On Day 1 of the legal tampering period, Washington moved to add its bridge quarterback. Ryan Fitzpatrick joins Kyle Allen and Taylor Heinicke on Washington’s roster, and while he will have to win a competition for the QB1 job, it is expected Fitz will be the team’s starter. But Alex Smith‘s injury and Dwayne Haskins‘ quick exit leaves Washington without a long-term option. They may use this draft to acquire one.
Washington “loves” Trey Lance as a prospect and may be willing to part with considerable assets to acquire him, The Athletic’s Michael Lombardi said during his latest GM Shuffle podcast. Lance is expected to be drafted somewhere in the top 10. Washington holds the No. 19 overall pick.
How much capital Washington would be willing to part with for Lance may depend on how the draft unfolds, but moving up from No. 19 into Lance range may mean climbing 15 spots to No. 4 overall. Although the Chiefs and Texans made similar trades for Patrick Mahomes and Deshaun Watson in 2017 — Kansas City climbing from No. 27 to No. 10 and Houston moving from No. 25 to No. 12 — and gave up just one future first-rounder to make those jumps (the Chiefs also threw in a third), the 49ers trading up from 12 to 3 this year took their 2021, ’22 and ’23 first-rounders and a 2021 third. The Falcons are open to dealing their No. 4 choice, but Washington would likely have to sacrifice future first-rounders and change to acquire that pick.

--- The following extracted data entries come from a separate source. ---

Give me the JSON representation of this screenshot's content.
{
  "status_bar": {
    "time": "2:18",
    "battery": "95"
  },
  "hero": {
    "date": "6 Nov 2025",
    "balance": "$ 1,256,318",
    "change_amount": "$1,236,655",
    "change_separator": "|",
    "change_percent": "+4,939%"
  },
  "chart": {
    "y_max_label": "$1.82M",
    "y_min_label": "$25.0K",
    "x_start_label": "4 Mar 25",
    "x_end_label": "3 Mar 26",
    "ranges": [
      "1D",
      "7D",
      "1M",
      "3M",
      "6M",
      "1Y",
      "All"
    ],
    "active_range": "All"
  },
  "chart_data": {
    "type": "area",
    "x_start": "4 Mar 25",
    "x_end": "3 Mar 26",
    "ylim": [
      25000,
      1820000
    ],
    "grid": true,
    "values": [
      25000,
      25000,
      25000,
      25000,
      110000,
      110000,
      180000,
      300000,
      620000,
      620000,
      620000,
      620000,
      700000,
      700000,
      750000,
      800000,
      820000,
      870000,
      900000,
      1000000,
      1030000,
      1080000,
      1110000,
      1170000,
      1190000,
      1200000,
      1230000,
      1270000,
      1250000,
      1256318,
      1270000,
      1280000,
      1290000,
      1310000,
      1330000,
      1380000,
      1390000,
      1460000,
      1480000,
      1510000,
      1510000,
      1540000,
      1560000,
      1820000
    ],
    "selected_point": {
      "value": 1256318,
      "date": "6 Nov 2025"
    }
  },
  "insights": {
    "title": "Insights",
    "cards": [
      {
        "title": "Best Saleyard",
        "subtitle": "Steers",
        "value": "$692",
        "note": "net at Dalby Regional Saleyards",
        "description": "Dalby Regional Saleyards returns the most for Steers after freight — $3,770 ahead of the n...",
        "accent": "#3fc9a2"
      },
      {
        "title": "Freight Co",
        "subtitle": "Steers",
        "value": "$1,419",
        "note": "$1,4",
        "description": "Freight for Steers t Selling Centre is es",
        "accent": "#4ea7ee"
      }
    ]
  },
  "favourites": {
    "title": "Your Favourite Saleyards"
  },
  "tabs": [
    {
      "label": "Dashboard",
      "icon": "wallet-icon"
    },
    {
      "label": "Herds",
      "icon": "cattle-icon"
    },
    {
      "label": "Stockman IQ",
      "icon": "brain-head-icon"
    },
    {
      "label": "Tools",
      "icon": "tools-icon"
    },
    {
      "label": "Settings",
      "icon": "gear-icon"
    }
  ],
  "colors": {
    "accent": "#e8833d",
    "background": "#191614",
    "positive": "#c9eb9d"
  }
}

It does not sound like the Bengals are willing to trade down from No. 5 to 19. Were Lance to drop to No. 6, the Dolphins may be interested in accumulating another haul of picks. The rebuilding Lions (No. 7) would surely listen as well, should the North Dakota State prospect fall that far. The Panthers have indicated they are still interested in QBs at No. 8, even though Sam Darnold is Charlotte-bound, and the Broncos have not made a move to bolster their position. Denver has started an NFL-high 10 quarterbacks since 2016, and GM George Paton indicated the team will bolster its QB group this offseason.

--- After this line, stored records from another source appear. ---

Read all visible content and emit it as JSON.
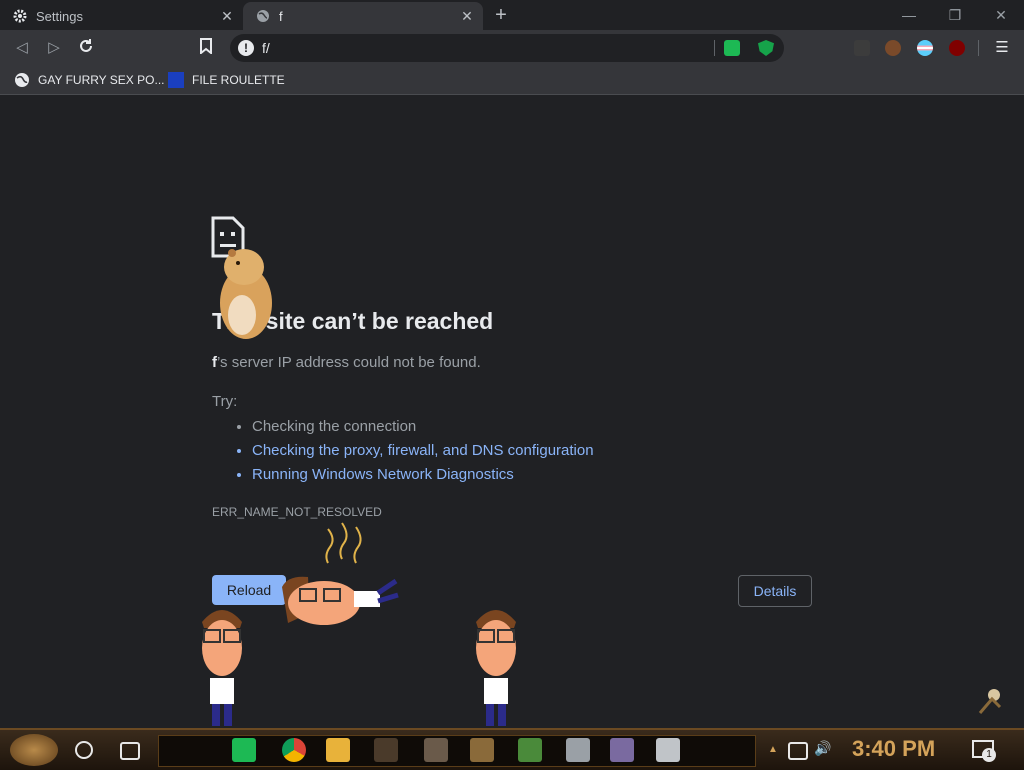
{
  "tabs": [
    {
      "title": "Settings",
      "icon": "gear-icon",
      "active": false
    },
    {
      "title": "f",
      "icon": "globe-icon",
      "active": true
    }
  ],
  "omnibox": {
    "url": "f/"
  },
  "bookmarks": [
    {
      "label": "GAY FURRY SEX PO...",
      "icon": "globe-icon"
    },
    {
      "label": "FILE ROULETTE",
      "icon": "mft-icon"
    }
  ],
  "error": {
    "headline": "This site can’t be reached",
    "host": "f",
    "message": "’s server IP address could not be found.",
    "try_label": "Try:",
    "suggestions": [
      {
        "text": "Checking the connection",
        "link": false
      },
      {
        "text": "Checking the proxy, firewall, and DNS configuration",
        "link": true
      },
      {
        "text": "Running Windows Network Diagnostics",
        "link": true
      }
    ],
    "code": "ERR_NAME_NOT_RESOLVED",
    "reload_label": "Reload",
    "details_label": "Details"
  },
  "taskbar": {
    "clock": "3:40 PM",
    "notification_count": "1"
  },
  "colors": {
    "accent": "#8ab4f8",
    "background": "#202124",
    "clock": "#d4a35a"
  }
}
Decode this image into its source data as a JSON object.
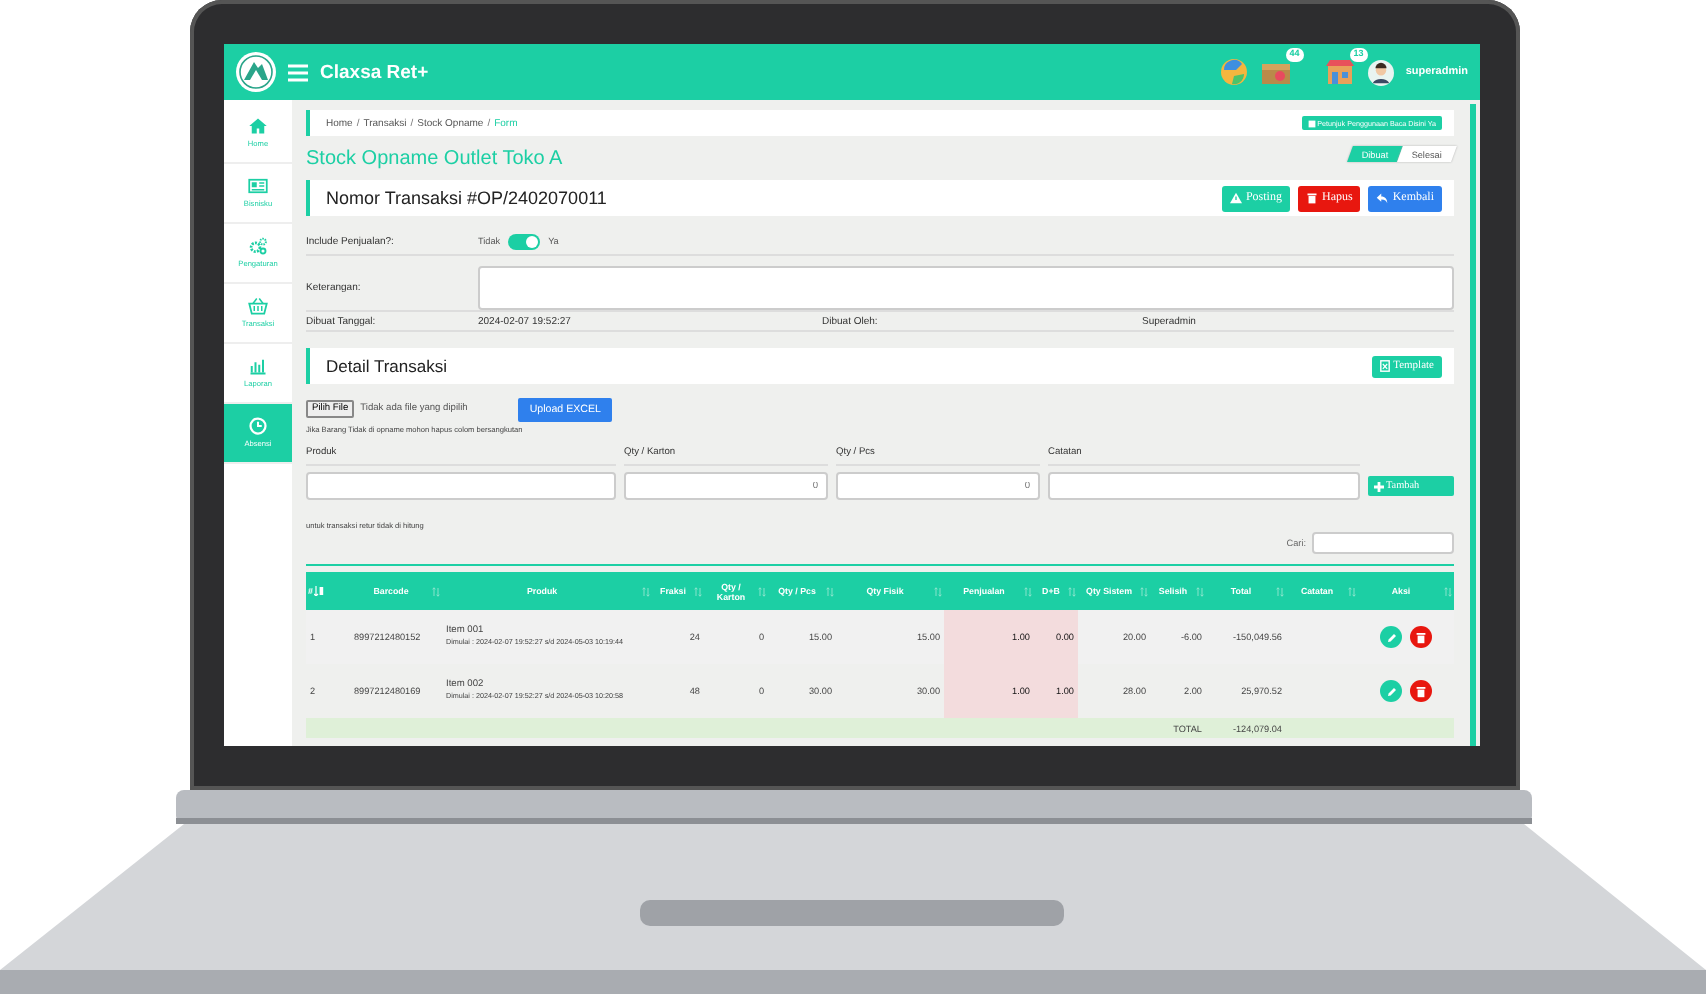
{
  "app": {
    "title": "Claxsa Ret+",
    "badges": [
      "44",
      "13"
    ],
    "user": "superadmin"
  },
  "sidebar": {
    "items": [
      {
        "label": "Home",
        "selected": false
      },
      {
        "label": "Bisnisku",
        "selected": false
      },
      {
        "label": "Pengaturan",
        "selected": false
      },
      {
        "label": "Transaksi",
        "selected": false
      },
      {
        "label": "Laporan",
        "selected": false
      },
      {
        "label": "Absensi",
        "selected": true
      }
    ]
  },
  "breadcrumb": [
    {
      "label": "Home",
      "separator": "/"
    },
    {
      "label": "Transaksi",
      "separator": "/"
    },
    {
      "label": "Stock Opname",
      "separator": "/"
    },
    {
      "label": "Form"
    }
  ],
  "help_button": "Petunjuk Penggunaan Baca Disini Ya",
  "page_title": "Stock Opname Outlet Toko A",
  "status_steps": [
    {
      "label": "Dibuat",
      "selected": true
    },
    {
      "label": "Selesai",
      "selected": false
    }
  ],
  "transaction": {
    "title": "Nomor Transaksi #OP/2402070011",
    "buttons": [
      {
        "label": "Posting",
        "kind": "posting"
      },
      {
        "label": "Hapus",
        "kind": "delete"
      },
      {
        "label": "Kembali",
        "kind": "back"
      }
    ]
  },
  "form": {
    "include_label": "Include Penjualan?:",
    "toggle_off_label": "Tidak",
    "toggle_on_label": "Ya",
    "include_on": true,
    "note_label": "Keterangan:",
    "created_date_label": "Dibuat Tanggal:",
    "created_date": "2024-02-07 19:52:27",
    "created_by_label": "Dibuat Oleh:",
    "created_by": "Superadmin"
  },
  "detail": {
    "title": "Detail Transaksi",
    "template_button": "Template",
    "file_button": "Pilih File",
    "file_status": "Tidak ada file yang dipilih",
    "upload_button": "Upload EXCEL",
    "hint": "Jika Barang Tidak di opname mohon hapus colom bersangkutan",
    "entry_fields": [
      {
        "label": "Produk",
        "kind": "text"
      },
      {
        "label": "Qty / Karton",
        "kind": "number",
        "value": "0"
      },
      {
        "label": "Qty / Pcs",
        "kind": "number",
        "value": "0"
      },
      {
        "label": "Catatan",
        "kind": "text"
      }
    ],
    "add_button": "Tambah",
    "return_note": "untuk transaksi retur tidak di hitung",
    "search_label": "Cari:"
  },
  "table": {
    "columns": [
      {
        "label": "#",
        "highlighted": false
      },
      {
        "label": "Barcode",
        "highlighted": false
      },
      {
        "label": "Produk",
        "highlighted": false
      },
      {
        "label": "Fraksi",
        "highlighted": false
      },
      {
        "label": "Qty / Karton",
        "highlighted": false
      },
      {
        "label": "Qty / Pcs",
        "highlighted": false
      },
      {
        "label": "Qty Fisik",
        "highlighted": false
      },
      {
        "label": "Penjualan",
        "highlighted": true
      },
      {
        "label": "D+B",
        "highlighted": true
      },
      {
        "label": "Qty Sistem",
        "highlighted": false
      },
      {
        "label": "Selisih",
        "highlighted": false
      },
      {
        "label": "Total",
        "highlighted": false
      },
      {
        "label": "Catatan",
        "highlighted": false
      },
      {
        "label": "Aksi",
        "highlighted": false
      }
    ],
    "rows": [
      {
        "number": "1",
        "barcode": "8997212480152",
        "product": "Item 001",
        "period": "Dimulai : 2024-02-07 19:52:27 s/d 2024-05-03 10:19:44",
        "values": [
          "24",
          "0",
          "15.00",
          "15.00",
          "1.00",
          "0.00",
          "20.00",
          "-6.00",
          "-150,049.56"
        ]
      },
      {
        "number": "2",
        "barcode": "8997212480169",
        "product": "Item 002",
        "period": "Dimulai : 2024-02-07 19:52:27 s/d 2024-05-03 10:20:58",
        "values": [
          "48",
          "0",
          "30.00",
          "30.00",
          "1.00",
          "1.00",
          "28.00",
          "2.00",
          "25,970.52"
        ]
      }
    ],
    "total_label": "TOTAL",
    "total": "-124,079.04"
  }
}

Of course, the 49ers could render all of this moot if their trade-up was for Lance. Mac Jones has emerged as the early clubhouse leader to go third overall, but Lance is not out of the picture. Both Lance and Justin Fields will hold second pro days, seemingly with the partial purpose of Kyle Shanahan and John Lynch — who were not present at either’s initial workout — traveling to watch.

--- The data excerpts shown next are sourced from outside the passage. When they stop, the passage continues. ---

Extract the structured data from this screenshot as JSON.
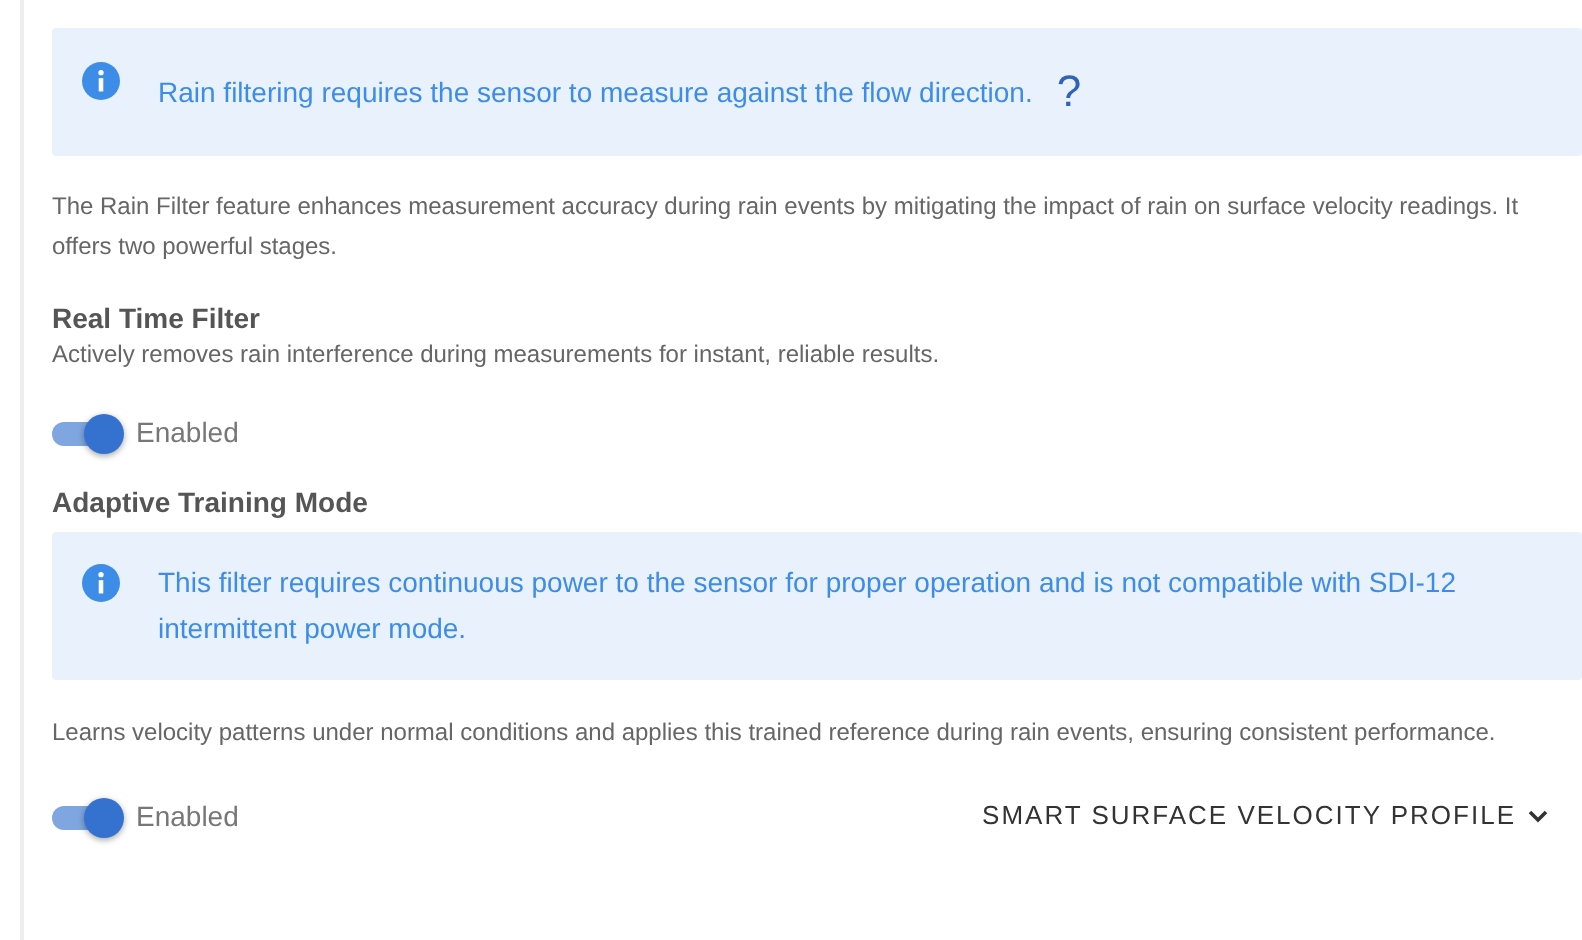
{
  "notice": {
    "text": "Rain filtering requires the sensor to measure against the flow direction.",
    "help": "?"
  },
  "intro": "The Rain Filter feature enhances measurement accuracy during rain events by mitigating the impact of rain on surface velocity readings. It offers two powerful stages.",
  "sections": [
    {
      "title": "Real Time Filter",
      "description": "Actively removes rain interference during measurements for instant, reliable results.",
      "toggle": {
        "on": true,
        "label": "Enabled"
      }
    },
    {
      "title": "Adaptive Training Mode",
      "notice": "This filter requires continuous power to the sensor for proper operation and is not compatible with SDI-12 intermittent power mode.",
      "description": "Learns velocity patterns under normal conditions and applies this trained reference during rain events, ensuring consistent performance.",
      "toggle": {
        "on": true,
        "label": "Enabled"
      },
      "link": "SMART SURFACE VELOCITY PROFILE"
    }
  ]
}
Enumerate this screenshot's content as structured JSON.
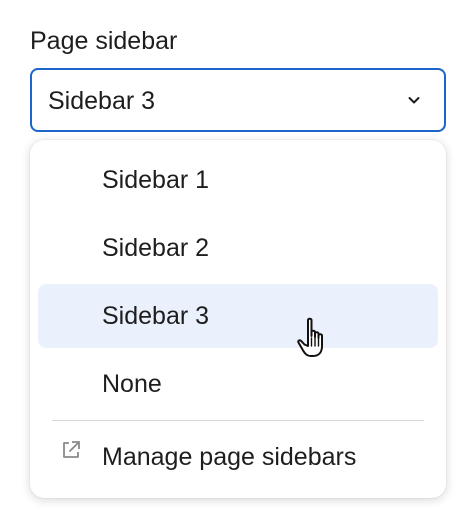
{
  "field": {
    "label": "Page sidebar",
    "selected_value": "Sidebar 3"
  },
  "menu": {
    "options": [
      {
        "label": "Sidebar 1"
      },
      {
        "label": "Sidebar 2"
      },
      {
        "label": "Sidebar 3",
        "selected": true
      },
      {
        "label": "None"
      }
    ],
    "manage_label": "Manage page sidebars"
  },
  "icons": {
    "dropdown": "chevron-down-icon",
    "manage": "external-link-icon",
    "pointer": "hand-pointer-cursor-icon"
  },
  "colors": {
    "focus_border": "#1a66c9",
    "selected_background": "#eaf1fc"
  }
}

While a move into the top 10 would be costly, Washington does reside in an unusual situation. The team tried to land a long-term option by trading for Smith and extending him in 2018. After Smith’s injury, the team selected Haskins a year later. Haskins is now in Pittsburgh, having seen his stock crater after two rough Washington seasons. Fitzpatrick will turn 39 in December, and Allen and Heinicke are ex-UDFAs either coming off a major injury (Allen) or were out of football entering last season (Heinicke). Washington attempted to trade its first-rounder and change for Matthew Stafford and inquired on Darnold.
Lance is one of the most unusual prospects in modern draft history, having played one season at a Division I-FCS school. The 20-year-old QB played 17 college games, flashing immense promise as a dual-threat talent (28 TD passes, zero INTs, 1,100 rushing yards in 2019), but his profile points to him benefiting from a season developing in a backup role. With Fitzpatrick signed to a one-year deal, Washington could offer such an arrangement.